Ideally, Charles Woodson never would have broken the collarbone in the first place, but it happened and the Packers’ defense has adjusted accordingly for the past two months.
In the 10 weeks it took for the 15-year veteran defensive back to be cleared for a return to the field, however, it afforded the 36-year-old Woodson the opportunity to rest up for a potential playoff run for the first time in his career.
In his first game back since Oct. 21 on Saturday, Packers coaches planned to monitor his snaps after finally being given the green light this past week to return, but that never happened.
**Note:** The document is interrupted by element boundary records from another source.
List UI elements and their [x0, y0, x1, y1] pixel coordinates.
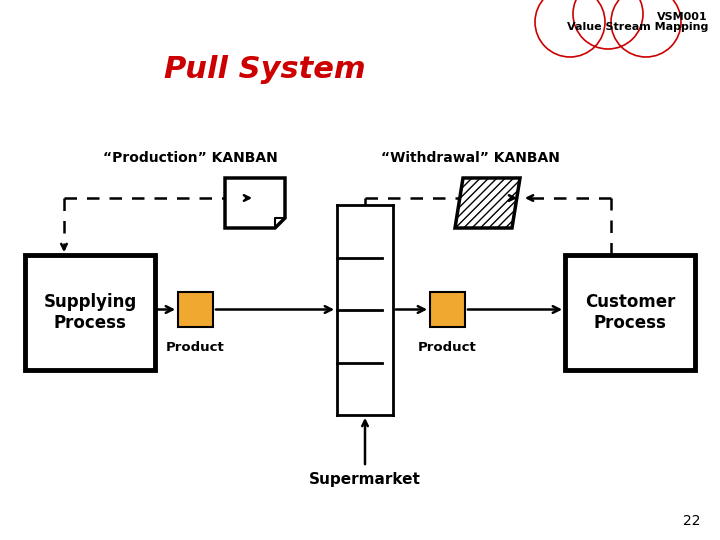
Text: VSM001: VSM001 — [657, 12, 708, 22]
Text: Supplying
Process: Supplying Process — [43, 293, 137, 332]
Text: Pull System: Pull System — [164, 56, 366, 84]
Text: Customer
Process: Customer Process — [585, 293, 675, 332]
Bar — [430, 292, 465, 327]
Text: 22: 22 — [683, 514, 700, 528]
Text: Supermarket: Supermarket — [309, 472, 421, 487]
Bar — [565, 255, 695, 370]
Text: Product: Product — [166, 341, 225, 354]
Text: Product: Product — [418, 341, 477, 354]
Polygon shape — [455, 178, 520, 228]
Text: “Withdrawal” KANBAN: “Withdrawal” KANBAN — [381, 151, 559, 165]
Text: Value Stream Mapping: Value Stream Mapping — [567, 22, 708, 32]
Bar — [25, 255, 155, 370]
Bar — [178, 292, 213, 327]
Polygon shape — [225, 178, 285, 228]
Text: “Production” KANBAN: “Production” KANBAN — [103, 151, 277, 165]
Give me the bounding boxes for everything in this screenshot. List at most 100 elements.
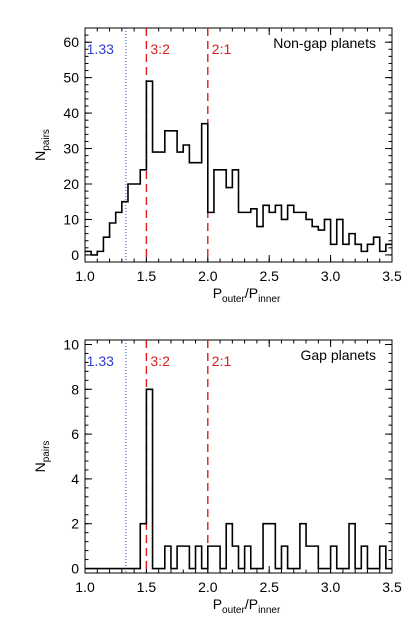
gap-histogram-bin bbox=[263, 524, 269, 569]
gap-histogram-bin bbox=[146, 389, 152, 568]
nongap-histogram-bin bbox=[288, 205, 294, 255]
gap-histogram-bin bbox=[232, 546, 238, 568]
nongap-histogram-bin bbox=[183, 145, 189, 255]
gap-y-axis-label: Npairs bbox=[32, 441, 52, 473]
nongap-plot-frame bbox=[84, 27, 393, 263]
gap-histogram-bin bbox=[361, 546, 367, 568]
nongap-histogram-bin bbox=[294, 212, 300, 255]
nongap-histogram-bin bbox=[324, 219, 330, 254]
gap-histogram-bin bbox=[331, 546, 337, 568]
nongap-ytick-label: 10 bbox=[63, 211, 79, 227]
nongap-histogram-bin bbox=[386, 244, 392, 255]
nongap-histogram-bin bbox=[171, 131, 177, 255]
nongap-histogram-bin bbox=[275, 205, 281, 255]
gap-histogram-bin bbox=[306, 546, 312, 568]
nongap-y-axis-label: Npairs bbox=[32, 129, 52, 161]
gap-reference-label: 1.33 bbox=[87, 353, 114, 369]
gap-plot-frame bbox=[84, 339, 393, 574]
nongap-histogram-bin bbox=[257, 227, 263, 255]
gap-histogram-bin bbox=[380, 546, 386, 568]
gap-ytick-label: 4 bbox=[71, 471, 79, 487]
xlabel-sub-inner: inner bbox=[258, 605, 281, 616]
nongap-histogram-bin bbox=[140, 170, 146, 255]
xlabel-main: P bbox=[213, 285, 222, 301]
nongap-histogram-bin bbox=[374, 237, 380, 255]
gap-reference-label: 2:1 bbox=[212, 353, 232, 369]
xlabel-mid: /P bbox=[245, 285, 258, 301]
gap-ytick-label: 6 bbox=[71, 426, 79, 442]
nongap-histogram-bin bbox=[189, 163, 195, 255]
nongap-histogram-bin bbox=[122, 202, 128, 255]
gap-ytick-label: 10 bbox=[63, 336, 79, 352]
nongap-reference-label: 2:1 bbox=[212, 41, 232, 57]
gap-histogram-bin bbox=[269, 524, 275, 569]
xlabel-mid: /P bbox=[245, 596, 258, 612]
nongap-ytick-label: 60 bbox=[63, 34, 79, 50]
nongap-histogram-bin bbox=[245, 212, 251, 255]
gap-histogram-bin bbox=[300, 524, 306, 569]
gap-xtick-label: 1.5 bbox=[137, 579, 157, 595]
gap-histogram-bin bbox=[349, 524, 355, 569]
gap-histogram-bin bbox=[183, 546, 189, 568]
xlabel-sub-outer: outer bbox=[222, 294, 245, 305]
nongap-histogram-bin bbox=[159, 152, 165, 255]
gap-histogram-bin bbox=[177, 546, 183, 568]
nongap-ytick-label: 20 bbox=[63, 176, 79, 192]
nongap-histogram-bin bbox=[281, 219, 287, 254]
nongap-histogram-line bbox=[85, 80, 392, 256]
nongap-ytick-label: 0 bbox=[71, 247, 79, 263]
nongap-histogram-bin bbox=[367, 244, 373, 255]
nongap-histogram-bin bbox=[146, 81, 152, 255]
nongap-histogram-bin bbox=[226, 188, 232, 255]
ylabel-sub: pairs bbox=[41, 441, 52, 463]
nongap-histogram-bin bbox=[116, 212, 122, 255]
gap-x-axis-label: Pouter/Pinner bbox=[213, 596, 281, 616]
gap-histogram-bin bbox=[214, 546, 220, 568]
gap-reference-label: 3:2 bbox=[150, 353, 170, 369]
gap-histogram-bin bbox=[312, 546, 318, 568]
xlabel-main: P bbox=[213, 596, 222, 612]
nongap-histogram-bin bbox=[355, 244, 361, 255]
nongap-xtick-label: 1.0 bbox=[75, 268, 95, 284]
nongap-histogram-bin bbox=[220, 170, 226, 255]
nongap-reference-label: 1.33 bbox=[87, 41, 114, 57]
ylabel-main: N bbox=[32, 151, 48, 161]
nongap-histogram-bin bbox=[110, 223, 116, 255]
gap-histogram-bin bbox=[226, 524, 232, 569]
nongap-histogram-bin bbox=[103, 237, 109, 255]
gap-histogram-bin bbox=[245, 546, 251, 568]
nongap-histogram-bin bbox=[208, 212, 214, 255]
nongap-histogram-bin bbox=[153, 152, 159, 255]
nongap-histogram-bin bbox=[165, 131, 171, 255]
ylabel-sub: pairs bbox=[41, 129, 52, 151]
ylabel-main: N bbox=[32, 462, 48, 472]
nongap-xtick-label: 2.5 bbox=[259, 268, 279, 284]
nongap-histogram-bin bbox=[251, 209, 257, 255]
nongap-histogram-bin bbox=[318, 230, 324, 255]
gap-chart-title: Gap planets bbox=[301, 347, 377, 363]
nongap-xtick-label: 2.0 bbox=[198, 268, 218, 284]
gap-xtick-label: 2.5 bbox=[259, 579, 279, 595]
nongap-histogram-bin bbox=[349, 234, 355, 255]
gap-histogram-bin bbox=[281, 546, 287, 568]
nongap-histogram-bin bbox=[300, 212, 306, 255]
nongap-histogram-bin bbox=[239, 212, 245, 255]
nongap-histogram-bin bbox=[196, 163, 202, 255]
xlabel-sub-outer: outer bbox=[222, 605, 245, 616]
nongap-ytick-label: 50 bbox=[63, 70, 79, 86]
nongap-histogram-bin bbox=[232, 170, 238, 255]
gap-panel: 1.0 1.5 2.0 2.5 3.0 3.5 0 2 4 6 8 10 1.33 3:2 2:1 Gap p… bbox=[32, 336, 402, 616]
nongap-histogram-bin bbox=[269, 212, 275, 255]
nongap-histogram-bin bbox=[331, 244, 337, 255]
gap-histogram-bin bbox=[140, 524, 146, 569]
nongap-chart-title: Non-gap planets bbox=[273, 35, 376, 51]
nongap-histogram-bin bbox=[202, 124, 208, 255]
nongap-histogram-bin bbox=[214, 170, 220, 255]
nongap-histogram-bin bbox=[343, 244, 349, 255]
gap-ytick-label: 0 bbox=[71, 561, 79, 577]
gap-histogram-bin bbox=[165, 546, 171, 568]
gap-xtick-label: 2.0 bbox=[198, 579, 218, 595]
nongap-ytick-label: 40 bbox=[63, 105, 79, 121]
nongap-histogram-bin bbox=[134, 184, 140, 255]
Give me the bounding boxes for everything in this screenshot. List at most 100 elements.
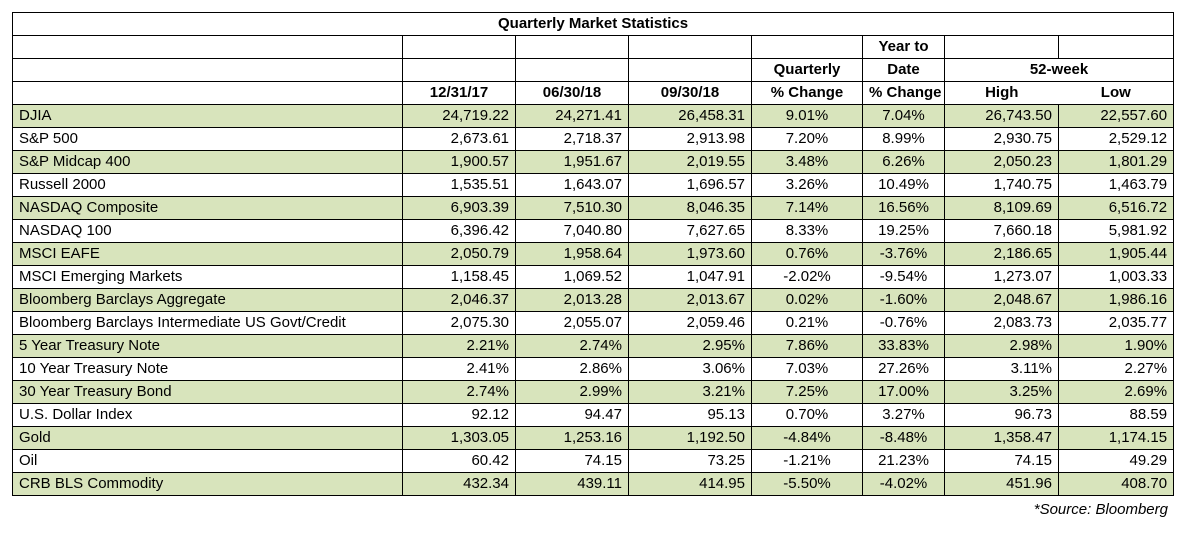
52-week-low: 1,801.29 <box>1057 150 1175 174</box>
quarterly-change: 3.48% <box>751 150 863 174</box>
52-week-low: 6,516.72 <box>1057 196 1175 220</box>
ytd-change: -3.76% <box>862 242 945 266</box>
quarterly-change: 8.33% <box>751 219 863 243</box>
header-ytd-top: Year to <box>862 35 945 59</box>
header-quarterly-bottom: % Change <box>751 81 863 105</box>
value-09-30-18: 3.06% <box>628 357 752 381</box>
ytd-change: 17.00% <box>862 380 945 404</box>
value-12-31-17: 2,673.61 <box>402 127 516 151</box>
52-week-high: 3.25% <box>944 380 1059 404</box>
quarterly-change: 0.02% <box>751 288 863 312</box>
value-12-31-17: 1,900.57 <box>402 150 516 174</box>
52-week-high: 2,050.23 <box>944 150 1059 174</box>
value-12-31-17: 60.42 <box>402 449 516 473</box>
value-12-31-17: 2.74% <box>402 380 516 404</box>
value-06-30-18: 2,718.37 <box>515 127 629 151</box>
header-blank <box>12 81 403 105</box>
ytd-change: 7.04% <box>862 104 945 128</box>
table-title: Quarterly Market Statistics <box>11 12 1175 36</box>
52-week-high: 2,186.65 <box>944 242 1059 266</box>
value-06-30-18: 439.11 <box>515 472 629 496</box>
header-low: Low <box>1058 81 1175 105</box>
market-stats-table: Quarterly Market Statistics Year to Quar… <box>11 12 1175 496</box>
header-ytd-bottom: % Change <box>862 81 945 105</box>
52-week-low: 88.59 <box>1057 403 1175 427</box>
table-row: Oil 60.42 74.15 73.25 -1.21% 21.23% 74.15 49.29 <box>12 449 1175 473</box>
value-12-31-17: 6,903.39 <box>402 196 516 220</box>
quarterly-change: -4.84% <box>751 426 863 450</box>
header-blank <box>402 58 516 82</box>
quarterly-change: 0.21% <box>751 311 863 335</box>
value-09-30-18: 8,046.35 <box>628 196 752 220</box>
value-06-30-18: 1,958.64 <box>515 242 629 266</box>
52-week-low: 1,905.44 <box>1057 242 1175 266</box>
row-name: Russell 2000 <box>12 173 403 197</box>
table-row: S&P 500 2,673.61 2,718.37 2,913.98 7.20% 8.99… <box>12 127 1175 151</box>
52-week-high: 3.11% <box>944 357 1059 381</box>
row-name: S&P Midcap 400 <box>12 150 403 174</box>
table-row: MSCI EAFE 2,050.79 1,958.64 1,973.60 0.76% -3… <box>12 242 1175 266</box>
ytd-change: -8.48% <box>862 426 945 450</box>
quarterly-change: 7.20% <box>751 127 863 151</box>
quarterly-change: -1.21% <box>751 449 863 473</box>
row-name: NASDAQ Composite <box>12 196 403 220</box>
52-week-low: 1,003.33 <box>1057 265 1175 289</box>
52-week-low: 5,981.92 <box>1057 219 1175 243</box>
quarterly-change: 0.76% <box>751 242 863 266</box>
52-week-high: 451.96 <box>944 472 1059 496</box>
header-blank <box>515 58 629 82</box>
quarterly-change: 7.14% <box>751 196 863 220</box>
value-09-30-18: 73.25 <box>628 449 752 473</box>
ytd-change: 21.23% <box>862 449 945 473</box>
table-row: Bloomberg Barclays Aggregate 2,046.37 2,01… <box>12 288 1175 312</box>
value-06-30-18: 2,055.07 <box>515 311 629 335</box>
52-week-high: 96.73 <box>944 403 1059 427</box>
ytd-change: -9.54% <box>862 265 945 289</box>
quarterly-change: 9.01% <box>751 104 863 128</box>
value-09-30-18: 2,913.98 <box>628 127 752 151</box>
52-week-low: 2.69% <box>1057 380 1175 404</box>
value-12-31-17: 2.21% <box>402 334 516 358</box>
52-week-high: 1,740.75 <box>944 173 1059 197</box>
table-row: DJIA 24,719.22 24,271.41 26,458.31 9.01% 7.04… <box>12 104 1175 128</box>
table-row: MSCI Emerging Markets 1,158.45 1,069.52 1,0… <box>12 265 1175 289</box>
quarterly-change: 7.03% <box>751 357 863 381</box>
value-09-30-18: 1,973.60 <box>628 242 752 266</box>
ytd-change: 16.56% <box>862 196 945 220</box>
value-06-30-18: 74.15 <box>515 449 629 473</box>
ytd-change: -0.76% <box>862 311 945 335</box>
table-row: Russell 2000 1,535.51 1,643.07 1,696.57 3.26… <box>12 173 1175 197</box>
row-name: DJIA <box>12 104 403 128</box>
header-blank <box>628 35 752 59</box>
value-12-31-17: 2,075.30 <box>402 311 516 335</box>
table-row: NASDAQ 100 6,396.42 7,040.80 7,627.65 8.33% 1… <box>12 219 1175 243</box>
value-12-31-17: 432.34 <box>402 472 516 496</box>
value-09-30-18: 7,627.65 <box>628 219 752 243</box>
header-blank <box>751 35 863 59</box>
52-week-high: 2,930.75 <box>944 127 1059 151</box>
header-col-1: 12/31/17 <box>402 81 516 105</box>
table-row: CRB BLS Commodity 432.34 439.11 414.95 -5.50… <box>12 472 1175 496</box>
value-12-31-17: 2,046.37 <box>402 288 516 312</box>
ytd-change: 10.49% <box>862 173 945 197</box>
52-week-low: 408.70 <box>1057 472 1175 496</box>
52-week-high: 1,358.47 <box>944 426 1059 450</box>
value-09-30-18: 3.21% <box>628 380 752 404</box>
52-week-high: 26,743.50 <box>944 104 1059 128</box>
header-blank <box>515 35 629 59</box>
52-week-low: 1,986.16 <box>1057 288 1175 312</box>
value-06-30-18: 2,013.28 <box>515 288 629 312</box>
value-12-31-17: 1,535.51 <box>402 173 516 197</box>
52-week-high: 8,109.69 <box>944 196 1059 220</box>
row-name: 30 Year Treasury Bond <box>12 380 403 404</box>
value-06-30-18: 2.74% <box>515 334 629 358</box>
header-blank <box>628 58 752 82</box>
table-row: 30 Year Treasury Bond 2.74% 2.99% 3.21% 7.25… <box>12 380 1175 404</box>
row-name: S&P 500 <box>12 127 403 151</box>
value-09-30-18: 414.95 <box>628 472 752 496</box>
value-09-30-18: 2,013.67 <box>628 288 752 312</box>
quarterly-change: -2.02% <box>751 265 863 289</box>
52-week-high: 7,660.18 <box>944 219 1059 243</box>
header-52-week: 52-week <box>943 58 1175 82</box>
52-week-low: 1,174.15 <box>1057 426 1175 450</box>
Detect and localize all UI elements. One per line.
Equipped with bigger shoulder pads to protect the shoulder, Woodson maintained his physicality while playing every defensive snap in the 24-10 victory.
“I certainly didn’t see any reason to bring him off the field,” Packers defensive coordinator Dom Capers said. “I thought he was doing all the things we’d asked him to do. I’ve been asked how I think he’ll respond. You never know how a guy will respond. All you have to go off are practices and as you know our practices last week were basically geared toward more walk-throughs just because we were on a short week and you wanted to have the guys as fresh as they could be.”
The goal for the Packers throughout the 2012 season was to tailor their playtime percentages to keep their defense fresh for the postseason. During last year’s one-and-done playoff showing, Capers and his staff felt they overplayed several starters throughout the course of their 15-win regular season.
A rash of midseason injuries this year caused some shifting, but an infusion of young defenders helped carry out that agenda, especially at outside linebacker where undrafted rookie Dezman Moses has been rotating with fifth-year veteran Erik Walden for the past month.
While Walden still believes he can handle an expanded workload, the rest seemed to help his production on Saturday when he had three tackles (two for a loss), two quarterback hits and one sack of Vikings’ backup Joe Webb.
“You’ve seen over the last few weeks Walden and Moses pretty much split time opposite Clay,” Capers said. “When Clay wasn’t playing for a period of time there, those guys were playing a lot and again that’s not an easy position because you’re rushing against 320-pound tackles every snap. To me, the most tiring thing in football is when you have to rush against a big guy down after down. That’s why you see even 4-3 teams rotate those linemen in there and try to keep track of the number of plays.”